With temperatures from 25oC to 34oC on a normal day[1], there is no doubt that Malaysia is a hot country. Living near the equator, Malaysians have grown up, putting up with either being too hot or too humid. It’s literally rain or shine.

But in recent years, Malaysia has gotten warmer. Upon further investigation, a land temperature study revealed that several cities showed temperature rises between 1.64°C – 6.75°C over the last few decades[2]. These cities included Bayan Lepas (Penang), George Town (Penang), Ipoh (Perak), Johor Bahru (Johor) and Kuala Lumpur. What this means is, before long, Malaysia’s temperature will reach a point of unbearable heat.

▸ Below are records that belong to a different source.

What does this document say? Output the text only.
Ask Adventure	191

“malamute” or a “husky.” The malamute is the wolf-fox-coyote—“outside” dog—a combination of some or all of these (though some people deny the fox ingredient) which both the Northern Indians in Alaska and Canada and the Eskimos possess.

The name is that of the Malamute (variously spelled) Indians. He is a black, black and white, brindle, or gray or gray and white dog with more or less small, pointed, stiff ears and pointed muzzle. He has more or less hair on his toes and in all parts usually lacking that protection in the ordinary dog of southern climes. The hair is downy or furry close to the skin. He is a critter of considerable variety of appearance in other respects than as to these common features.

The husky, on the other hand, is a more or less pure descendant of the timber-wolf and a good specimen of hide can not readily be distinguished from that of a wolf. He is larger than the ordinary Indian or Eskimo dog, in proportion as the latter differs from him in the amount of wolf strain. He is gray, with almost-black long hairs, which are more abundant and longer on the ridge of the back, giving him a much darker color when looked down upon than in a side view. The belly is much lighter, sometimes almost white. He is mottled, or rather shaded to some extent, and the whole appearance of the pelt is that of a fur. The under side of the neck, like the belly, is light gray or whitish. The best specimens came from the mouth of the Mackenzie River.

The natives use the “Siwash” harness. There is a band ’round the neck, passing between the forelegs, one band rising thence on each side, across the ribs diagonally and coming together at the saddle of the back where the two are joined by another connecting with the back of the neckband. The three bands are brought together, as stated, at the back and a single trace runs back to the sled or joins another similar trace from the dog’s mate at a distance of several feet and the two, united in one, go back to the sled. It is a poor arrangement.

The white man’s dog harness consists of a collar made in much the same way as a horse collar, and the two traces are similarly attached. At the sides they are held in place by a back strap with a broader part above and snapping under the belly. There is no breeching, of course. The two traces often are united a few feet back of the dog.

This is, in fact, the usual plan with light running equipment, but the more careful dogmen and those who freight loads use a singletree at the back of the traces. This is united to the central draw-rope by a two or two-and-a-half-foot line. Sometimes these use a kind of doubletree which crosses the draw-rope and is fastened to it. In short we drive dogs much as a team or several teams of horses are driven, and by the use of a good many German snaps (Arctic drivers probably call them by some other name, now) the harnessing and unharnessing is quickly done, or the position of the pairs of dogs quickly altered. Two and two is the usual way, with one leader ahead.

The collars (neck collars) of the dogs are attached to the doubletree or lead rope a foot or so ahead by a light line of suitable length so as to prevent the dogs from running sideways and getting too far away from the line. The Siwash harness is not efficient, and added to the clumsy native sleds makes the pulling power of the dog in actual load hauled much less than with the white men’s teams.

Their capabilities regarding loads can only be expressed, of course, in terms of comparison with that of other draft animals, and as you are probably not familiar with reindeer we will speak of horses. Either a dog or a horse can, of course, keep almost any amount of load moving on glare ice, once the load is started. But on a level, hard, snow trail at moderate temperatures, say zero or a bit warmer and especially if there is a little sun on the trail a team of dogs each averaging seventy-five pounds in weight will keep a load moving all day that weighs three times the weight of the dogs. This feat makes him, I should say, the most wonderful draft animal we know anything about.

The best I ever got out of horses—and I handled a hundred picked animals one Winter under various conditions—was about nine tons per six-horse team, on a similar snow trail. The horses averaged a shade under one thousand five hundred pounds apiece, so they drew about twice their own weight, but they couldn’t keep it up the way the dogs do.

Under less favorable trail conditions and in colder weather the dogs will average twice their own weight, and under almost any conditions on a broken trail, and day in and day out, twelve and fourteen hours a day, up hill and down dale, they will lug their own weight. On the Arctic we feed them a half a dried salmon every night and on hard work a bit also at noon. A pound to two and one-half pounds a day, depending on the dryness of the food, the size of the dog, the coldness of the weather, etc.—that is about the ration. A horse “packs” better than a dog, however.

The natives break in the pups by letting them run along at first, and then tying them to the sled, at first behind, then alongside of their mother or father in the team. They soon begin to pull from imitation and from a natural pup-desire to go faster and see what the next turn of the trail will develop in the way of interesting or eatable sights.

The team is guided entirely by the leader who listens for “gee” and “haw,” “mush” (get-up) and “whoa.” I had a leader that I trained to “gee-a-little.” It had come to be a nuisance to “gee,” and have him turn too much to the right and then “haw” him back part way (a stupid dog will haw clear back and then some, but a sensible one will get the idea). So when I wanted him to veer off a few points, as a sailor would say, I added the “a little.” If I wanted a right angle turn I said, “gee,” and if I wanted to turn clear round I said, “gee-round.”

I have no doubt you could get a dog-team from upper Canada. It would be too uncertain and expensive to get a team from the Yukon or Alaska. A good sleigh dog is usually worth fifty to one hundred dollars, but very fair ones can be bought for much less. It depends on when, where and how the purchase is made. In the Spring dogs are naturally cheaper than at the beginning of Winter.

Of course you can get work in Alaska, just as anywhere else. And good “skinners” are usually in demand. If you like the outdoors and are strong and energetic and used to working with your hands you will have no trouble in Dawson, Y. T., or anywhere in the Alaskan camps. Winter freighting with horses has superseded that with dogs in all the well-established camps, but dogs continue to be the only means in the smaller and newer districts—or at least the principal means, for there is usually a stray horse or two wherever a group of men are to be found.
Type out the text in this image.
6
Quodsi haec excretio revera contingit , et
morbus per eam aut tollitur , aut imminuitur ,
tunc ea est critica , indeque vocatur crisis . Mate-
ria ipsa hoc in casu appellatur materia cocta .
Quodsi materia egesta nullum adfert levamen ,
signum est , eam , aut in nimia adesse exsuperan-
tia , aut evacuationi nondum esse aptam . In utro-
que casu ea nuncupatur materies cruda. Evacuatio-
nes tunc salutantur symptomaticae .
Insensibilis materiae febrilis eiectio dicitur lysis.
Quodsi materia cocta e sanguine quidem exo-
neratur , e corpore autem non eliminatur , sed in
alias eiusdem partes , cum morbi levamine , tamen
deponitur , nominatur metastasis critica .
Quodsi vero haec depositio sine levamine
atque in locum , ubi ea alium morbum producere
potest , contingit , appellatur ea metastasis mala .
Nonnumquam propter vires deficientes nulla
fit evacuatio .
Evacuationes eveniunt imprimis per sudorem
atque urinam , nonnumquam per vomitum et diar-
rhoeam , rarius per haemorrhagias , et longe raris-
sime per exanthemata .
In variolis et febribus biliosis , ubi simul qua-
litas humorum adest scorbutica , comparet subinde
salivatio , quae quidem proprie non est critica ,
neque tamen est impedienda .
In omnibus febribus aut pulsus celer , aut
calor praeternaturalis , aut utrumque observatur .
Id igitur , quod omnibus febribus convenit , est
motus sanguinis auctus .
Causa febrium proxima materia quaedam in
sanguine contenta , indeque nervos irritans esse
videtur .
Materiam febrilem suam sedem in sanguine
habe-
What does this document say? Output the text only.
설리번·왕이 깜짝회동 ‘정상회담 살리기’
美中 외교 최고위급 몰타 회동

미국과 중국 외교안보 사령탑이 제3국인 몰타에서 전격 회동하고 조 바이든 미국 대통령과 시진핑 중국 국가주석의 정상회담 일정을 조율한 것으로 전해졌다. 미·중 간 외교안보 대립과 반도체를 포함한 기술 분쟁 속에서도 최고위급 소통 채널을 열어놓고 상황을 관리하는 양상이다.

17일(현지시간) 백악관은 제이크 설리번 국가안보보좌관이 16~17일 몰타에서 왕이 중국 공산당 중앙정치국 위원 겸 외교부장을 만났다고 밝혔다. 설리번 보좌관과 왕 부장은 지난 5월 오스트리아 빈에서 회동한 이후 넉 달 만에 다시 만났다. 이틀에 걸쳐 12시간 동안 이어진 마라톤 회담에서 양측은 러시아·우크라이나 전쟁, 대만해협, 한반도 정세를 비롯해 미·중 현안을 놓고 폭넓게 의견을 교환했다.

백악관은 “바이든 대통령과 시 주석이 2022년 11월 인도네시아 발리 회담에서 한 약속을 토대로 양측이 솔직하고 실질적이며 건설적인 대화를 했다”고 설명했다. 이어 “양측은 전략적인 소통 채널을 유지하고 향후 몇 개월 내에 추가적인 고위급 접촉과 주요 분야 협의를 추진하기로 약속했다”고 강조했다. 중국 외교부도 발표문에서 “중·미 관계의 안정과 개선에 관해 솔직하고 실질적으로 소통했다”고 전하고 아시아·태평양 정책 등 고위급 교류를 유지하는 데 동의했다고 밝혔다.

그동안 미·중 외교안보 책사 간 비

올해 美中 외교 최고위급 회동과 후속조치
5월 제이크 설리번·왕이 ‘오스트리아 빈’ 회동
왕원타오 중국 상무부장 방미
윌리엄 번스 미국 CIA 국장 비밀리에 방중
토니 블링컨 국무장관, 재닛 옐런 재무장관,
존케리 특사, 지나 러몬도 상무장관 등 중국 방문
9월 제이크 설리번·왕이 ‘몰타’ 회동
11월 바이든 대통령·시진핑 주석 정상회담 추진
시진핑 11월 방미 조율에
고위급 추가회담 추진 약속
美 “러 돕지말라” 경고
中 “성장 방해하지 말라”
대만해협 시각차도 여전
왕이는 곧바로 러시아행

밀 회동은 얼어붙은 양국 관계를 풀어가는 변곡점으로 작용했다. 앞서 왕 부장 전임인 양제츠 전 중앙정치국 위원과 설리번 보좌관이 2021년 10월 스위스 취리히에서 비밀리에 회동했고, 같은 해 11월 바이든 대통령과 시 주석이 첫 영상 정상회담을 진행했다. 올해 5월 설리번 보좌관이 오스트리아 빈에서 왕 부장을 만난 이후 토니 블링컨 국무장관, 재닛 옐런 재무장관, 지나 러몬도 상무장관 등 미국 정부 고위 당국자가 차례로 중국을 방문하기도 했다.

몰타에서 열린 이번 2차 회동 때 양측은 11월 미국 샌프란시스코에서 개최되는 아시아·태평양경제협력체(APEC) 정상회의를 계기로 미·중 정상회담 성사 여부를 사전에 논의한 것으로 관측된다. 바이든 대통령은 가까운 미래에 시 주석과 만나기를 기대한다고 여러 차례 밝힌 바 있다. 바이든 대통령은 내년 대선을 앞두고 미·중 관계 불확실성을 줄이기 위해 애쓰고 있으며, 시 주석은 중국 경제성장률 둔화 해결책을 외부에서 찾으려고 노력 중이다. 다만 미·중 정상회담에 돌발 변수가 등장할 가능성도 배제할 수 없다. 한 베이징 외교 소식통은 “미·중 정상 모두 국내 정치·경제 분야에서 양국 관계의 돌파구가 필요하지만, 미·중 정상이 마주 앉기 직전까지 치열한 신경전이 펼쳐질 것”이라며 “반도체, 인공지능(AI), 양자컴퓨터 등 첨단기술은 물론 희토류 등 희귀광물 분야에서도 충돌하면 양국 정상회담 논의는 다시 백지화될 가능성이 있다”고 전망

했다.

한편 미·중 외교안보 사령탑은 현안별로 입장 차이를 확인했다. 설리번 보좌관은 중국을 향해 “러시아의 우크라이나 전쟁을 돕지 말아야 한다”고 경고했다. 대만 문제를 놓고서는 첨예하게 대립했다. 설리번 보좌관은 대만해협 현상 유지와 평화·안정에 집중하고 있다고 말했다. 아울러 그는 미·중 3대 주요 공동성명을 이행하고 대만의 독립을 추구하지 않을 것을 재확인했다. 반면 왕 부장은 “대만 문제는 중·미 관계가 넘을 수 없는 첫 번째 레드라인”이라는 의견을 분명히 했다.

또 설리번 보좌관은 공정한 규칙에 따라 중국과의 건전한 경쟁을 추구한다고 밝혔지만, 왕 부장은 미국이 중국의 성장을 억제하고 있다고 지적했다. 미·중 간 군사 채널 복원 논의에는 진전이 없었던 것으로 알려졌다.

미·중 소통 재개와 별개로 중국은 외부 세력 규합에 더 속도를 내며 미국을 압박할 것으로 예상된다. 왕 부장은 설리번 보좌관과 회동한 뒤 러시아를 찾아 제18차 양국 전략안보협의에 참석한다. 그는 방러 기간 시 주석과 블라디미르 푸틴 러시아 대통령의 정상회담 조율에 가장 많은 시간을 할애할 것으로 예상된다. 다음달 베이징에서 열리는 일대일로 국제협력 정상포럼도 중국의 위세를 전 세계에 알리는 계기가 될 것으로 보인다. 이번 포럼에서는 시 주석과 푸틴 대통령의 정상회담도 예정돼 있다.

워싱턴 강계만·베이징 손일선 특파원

There are already signs of this happening. 

Source: Eco Business

Early in 2021, Malaysia’s Meteorology Department (MET Malaysia), announced that seven areas in Peninsular Malaysia had recorded yellow (alert) heatwaves. Yellow level refers to a daily maximum temperature of 35 to 37oC for at least three consecutive days[3]. The affected areas were Chuping (Perlis), Kota Star, (Kedah), Kuala Kangsar (Perak), Sepang, (Selangor); Alor Gajah, (Melaka), Tangkak (Johor) and Batu Pahat (Johor)[3].

Who Is Most Affected By Hot Weather? 

As Malaysia forges forward towards urban development, a large portion of the nation’s workforce is those involved in blue-collar careers or jobs out in the sun[4]. Blue-collar jobs are defined as careers that require low-skilled or specific semi-skilled trades such as those who engage in hard manual labour, typically agriculture, manufacturing, construction, mining, or maintenance[4]. Other known careers include fishermen, construction workers and the increasing army of delivery runners. These jobs entail long hours of hard labour under the mercy of the sun, leaving the workers extremely vulnerable to heat-related illnesses, for a small paycheck. These health risks are much more than just a bad sunburn.

Source: PBC Today

While white-collar workers are well acquainted with stress at work, blue-collar workers experience heat stress, a condition caused by exposure to extreme heat. It occurs when the body is unable to maintain a healthy temperature in response to a hot environment. Workers who develop heat stress are constantly exposed to high temperatures and they typically have long shifts and may be either ill-equipped or inadequately trained by their employers to recognise this illness to take preventative measures[5].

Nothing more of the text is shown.